Supreme Court decision could mean increase in labor trafficking of farmworkers

Supreme Court decision could mean increase in labor trafficking of farmworkers

In June of 2018, two Monterey County site inspectors visited a Salinas cannabis farm, where they encountered a small group of farmworkers who they suspected had been trafficked.

The farmworkers, who spoke no English, took off running when Monterey County Resource Management Agency officials approached them. They couldn’t go far, though — the cultivation site was fenced in. The farmworkers seemed terrified, the county’s prosecuting attorney later said.

Their behavior was unusual enough that inspectors called the Monterey County Sheriff’s Office, who sent deputies to investigate.

It soon became clear the dozen or so Hmong farmworkers, employed by labor contractor Levi Trimmigration, were living in substandard housing: metal shipping containers furnished only with camping equipment. They had no running water, no ventilation and slept on camping cots.

According to the National Human Trafficking Hotline, California is one of the most prominent sites of human trafficking in the U.S. In 2018, of the nearly 11,000 cases reported nationally, more than 1,600 came from California. About 150 of those cases were reports of labor trafficking.

A recent U.S. Supreme Court decision on private property rights has human trafficking experts, including former law enforcement officers, advocates, and attorneys, worried that trafficked laborers will now be left without anyone looking out for them.

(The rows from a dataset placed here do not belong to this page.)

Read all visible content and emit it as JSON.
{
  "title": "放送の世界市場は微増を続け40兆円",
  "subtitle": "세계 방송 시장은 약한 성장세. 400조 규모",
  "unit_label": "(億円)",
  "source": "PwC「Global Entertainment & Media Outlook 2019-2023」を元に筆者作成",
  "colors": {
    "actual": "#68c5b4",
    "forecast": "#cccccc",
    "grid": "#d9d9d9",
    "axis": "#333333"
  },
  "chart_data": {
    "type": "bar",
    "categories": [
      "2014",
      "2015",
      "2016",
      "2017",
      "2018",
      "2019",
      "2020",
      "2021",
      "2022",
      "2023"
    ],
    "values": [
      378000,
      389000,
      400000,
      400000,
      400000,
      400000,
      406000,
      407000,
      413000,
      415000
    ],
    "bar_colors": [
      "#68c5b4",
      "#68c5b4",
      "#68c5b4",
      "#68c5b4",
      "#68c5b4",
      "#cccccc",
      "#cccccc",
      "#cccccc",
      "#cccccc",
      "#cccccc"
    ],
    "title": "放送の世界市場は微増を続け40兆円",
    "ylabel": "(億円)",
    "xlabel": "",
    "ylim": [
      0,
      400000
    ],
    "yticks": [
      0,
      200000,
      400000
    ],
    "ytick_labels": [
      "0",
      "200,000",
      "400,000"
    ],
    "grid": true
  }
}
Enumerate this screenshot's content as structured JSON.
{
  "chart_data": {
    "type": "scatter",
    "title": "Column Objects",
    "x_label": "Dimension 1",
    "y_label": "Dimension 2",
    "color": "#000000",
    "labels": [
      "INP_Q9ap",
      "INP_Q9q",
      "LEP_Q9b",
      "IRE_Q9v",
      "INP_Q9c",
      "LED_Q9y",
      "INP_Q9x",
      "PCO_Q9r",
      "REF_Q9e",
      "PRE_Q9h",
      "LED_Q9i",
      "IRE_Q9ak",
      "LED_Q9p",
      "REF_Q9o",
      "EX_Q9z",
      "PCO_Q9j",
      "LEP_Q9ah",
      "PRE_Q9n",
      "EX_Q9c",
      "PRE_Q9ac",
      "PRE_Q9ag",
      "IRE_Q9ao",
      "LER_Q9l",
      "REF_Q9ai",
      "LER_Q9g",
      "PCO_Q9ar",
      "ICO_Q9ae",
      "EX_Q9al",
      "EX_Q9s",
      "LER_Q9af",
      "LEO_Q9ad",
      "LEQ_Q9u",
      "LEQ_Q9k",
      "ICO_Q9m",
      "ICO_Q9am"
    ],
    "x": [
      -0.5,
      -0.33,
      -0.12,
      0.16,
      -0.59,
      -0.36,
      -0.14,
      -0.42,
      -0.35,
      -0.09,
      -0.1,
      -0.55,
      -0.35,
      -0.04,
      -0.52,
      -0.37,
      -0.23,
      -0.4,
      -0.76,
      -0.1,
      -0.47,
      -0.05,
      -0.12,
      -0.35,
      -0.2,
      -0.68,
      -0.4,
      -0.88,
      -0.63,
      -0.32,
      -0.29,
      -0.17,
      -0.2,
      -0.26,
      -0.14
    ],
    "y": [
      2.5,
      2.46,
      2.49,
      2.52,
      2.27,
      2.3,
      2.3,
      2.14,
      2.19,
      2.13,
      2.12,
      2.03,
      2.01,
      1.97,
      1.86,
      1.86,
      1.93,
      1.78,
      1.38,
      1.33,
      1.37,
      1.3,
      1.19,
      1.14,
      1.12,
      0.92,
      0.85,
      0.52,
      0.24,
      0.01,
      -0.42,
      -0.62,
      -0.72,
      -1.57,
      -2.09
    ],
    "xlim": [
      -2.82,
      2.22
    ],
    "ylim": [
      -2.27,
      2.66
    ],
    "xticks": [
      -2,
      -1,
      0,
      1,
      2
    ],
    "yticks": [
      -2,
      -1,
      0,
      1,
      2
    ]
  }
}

These advocates say union organizers are among the first to recognize signs of labor trafficking.

In the Cedar Point Nursery v Hassid decision, announced in late June, the Supreme Court decided to uphold private property rights over organizing rights, prohibiting California union organizers from fields and bunkhouses.

The conservative majority held that the access regulations allowed “physical invasion” of the land without compensation.

Increasingly, many farmworkers are indigenous Mexicans. In many cases, they do not speak, read, or write English or Spanish, and may be unaware of their rights while working in the U.S. That makes them vulnerable to labor abuses or trafficking.

“A lot of these workers are living in labor camps owned by the employer, are transported to and from their worksites, and these folks are isolated,” said Elizabeth Strater, United Farm Workers Director of Strategic Campaigns. “They never leave their employers’ property. In some instances, they are isolated by design.”